Jarlaxle, however, had pursued a minor tangent that his friend's grammatically proper words had evoked. During his centuries of perilous games and intrigue, the drow had developed the ability to follow several lines of inquiry or planning at once. Even as his mind mulled over the matter of their escape, he considered once again an oddity about his friend: the man seemed educated. He spoke with grammatical correctness and could read and write. Jarlaxle assumed that Entreri had likely spent at least half his childhood living in Calimport's streets, homeless and half-starved. How did such a child become literate? The guilds might ensure that their bright recruits had basic reading skills for reasons of practicality, but would they really take time to so thoroughly train someone to read, write, and speak? Or had young Artemis Entreri come to the streets already literate? If he had, what did it mean about his childhood?

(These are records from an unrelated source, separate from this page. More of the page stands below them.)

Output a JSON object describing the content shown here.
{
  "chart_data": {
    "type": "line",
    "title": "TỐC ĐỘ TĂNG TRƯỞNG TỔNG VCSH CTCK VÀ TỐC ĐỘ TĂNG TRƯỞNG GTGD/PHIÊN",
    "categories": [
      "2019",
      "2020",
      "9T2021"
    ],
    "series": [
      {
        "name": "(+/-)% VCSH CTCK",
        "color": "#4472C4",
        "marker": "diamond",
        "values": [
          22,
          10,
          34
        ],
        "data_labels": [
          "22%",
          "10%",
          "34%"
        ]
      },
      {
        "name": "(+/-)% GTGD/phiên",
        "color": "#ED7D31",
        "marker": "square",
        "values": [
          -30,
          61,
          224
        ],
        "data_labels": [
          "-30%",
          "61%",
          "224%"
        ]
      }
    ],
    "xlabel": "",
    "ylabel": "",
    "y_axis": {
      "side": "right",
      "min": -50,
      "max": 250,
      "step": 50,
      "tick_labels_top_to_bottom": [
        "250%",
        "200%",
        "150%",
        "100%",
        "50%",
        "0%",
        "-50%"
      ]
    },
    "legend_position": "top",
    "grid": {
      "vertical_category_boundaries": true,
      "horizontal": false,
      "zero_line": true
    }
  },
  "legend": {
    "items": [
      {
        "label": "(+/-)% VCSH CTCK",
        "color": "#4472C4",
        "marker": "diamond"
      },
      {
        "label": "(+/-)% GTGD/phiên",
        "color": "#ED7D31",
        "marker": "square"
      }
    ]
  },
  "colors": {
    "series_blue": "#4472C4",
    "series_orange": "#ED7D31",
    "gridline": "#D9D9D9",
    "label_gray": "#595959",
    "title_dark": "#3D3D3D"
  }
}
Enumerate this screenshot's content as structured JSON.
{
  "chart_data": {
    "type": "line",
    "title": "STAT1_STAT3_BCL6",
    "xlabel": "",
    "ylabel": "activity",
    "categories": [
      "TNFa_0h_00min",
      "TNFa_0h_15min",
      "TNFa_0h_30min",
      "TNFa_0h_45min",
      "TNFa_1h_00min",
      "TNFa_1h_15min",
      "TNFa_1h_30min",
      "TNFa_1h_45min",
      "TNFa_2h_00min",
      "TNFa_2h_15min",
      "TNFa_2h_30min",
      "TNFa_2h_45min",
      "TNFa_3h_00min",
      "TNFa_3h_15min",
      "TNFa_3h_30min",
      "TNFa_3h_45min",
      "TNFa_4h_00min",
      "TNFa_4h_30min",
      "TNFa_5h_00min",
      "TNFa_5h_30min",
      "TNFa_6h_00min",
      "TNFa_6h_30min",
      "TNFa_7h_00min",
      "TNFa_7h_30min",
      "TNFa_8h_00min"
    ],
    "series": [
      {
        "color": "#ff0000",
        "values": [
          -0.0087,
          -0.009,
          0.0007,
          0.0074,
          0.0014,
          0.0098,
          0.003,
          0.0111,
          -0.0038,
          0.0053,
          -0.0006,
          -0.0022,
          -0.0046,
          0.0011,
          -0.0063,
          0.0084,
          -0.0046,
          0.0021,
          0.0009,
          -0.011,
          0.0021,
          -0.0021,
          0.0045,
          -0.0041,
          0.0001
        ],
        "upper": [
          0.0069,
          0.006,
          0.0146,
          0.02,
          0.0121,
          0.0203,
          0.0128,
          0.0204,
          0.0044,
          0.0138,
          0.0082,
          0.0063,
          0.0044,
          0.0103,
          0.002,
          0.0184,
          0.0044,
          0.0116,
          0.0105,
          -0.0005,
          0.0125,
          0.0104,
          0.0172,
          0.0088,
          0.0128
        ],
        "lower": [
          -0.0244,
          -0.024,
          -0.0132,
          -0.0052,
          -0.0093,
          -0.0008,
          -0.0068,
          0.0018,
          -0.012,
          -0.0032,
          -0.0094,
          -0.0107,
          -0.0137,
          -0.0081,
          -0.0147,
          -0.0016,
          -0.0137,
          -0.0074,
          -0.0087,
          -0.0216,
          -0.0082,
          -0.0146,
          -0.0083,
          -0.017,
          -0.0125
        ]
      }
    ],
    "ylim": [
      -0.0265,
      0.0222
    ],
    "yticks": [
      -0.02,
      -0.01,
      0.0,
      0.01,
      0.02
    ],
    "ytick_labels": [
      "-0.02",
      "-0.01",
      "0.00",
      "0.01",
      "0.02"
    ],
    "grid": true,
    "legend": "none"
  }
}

Ever was Jarlaxle trying to piece together the puzzle of Artemis Entreri.

Numerous rattles and clicks announced the return of the soldiers. "We move as one," Jarlaxle instructed quickly, "you on the left and me on the right." As he stood, he gathered within himself the innate magic of the drow, preparing to drop a globe of darkness upon the soldiers as the second stage of their attack.

But the companions never had the chance to act. The wizard, expecting such a move, froze them in place with a spell, which settled upon them so heavily Jarlaxle could barely draw breath.

The soldiers entered the cell with ease and grabbed Entreri. "You're off to meet Master Waylein, too," the captain leered as they hauled him away.

Jarlaxle watched the fading procession with narrowed eyes, his anger over the frustrating situation burning coldly in his stomach before he could rein in his emotions. He hoped that the guild houses of Calimport trained their people in torture-resistance. Entreri would be no use to him mad, and Jarlaxle had to admit he simply didn't want to see his friend suffer such a fate.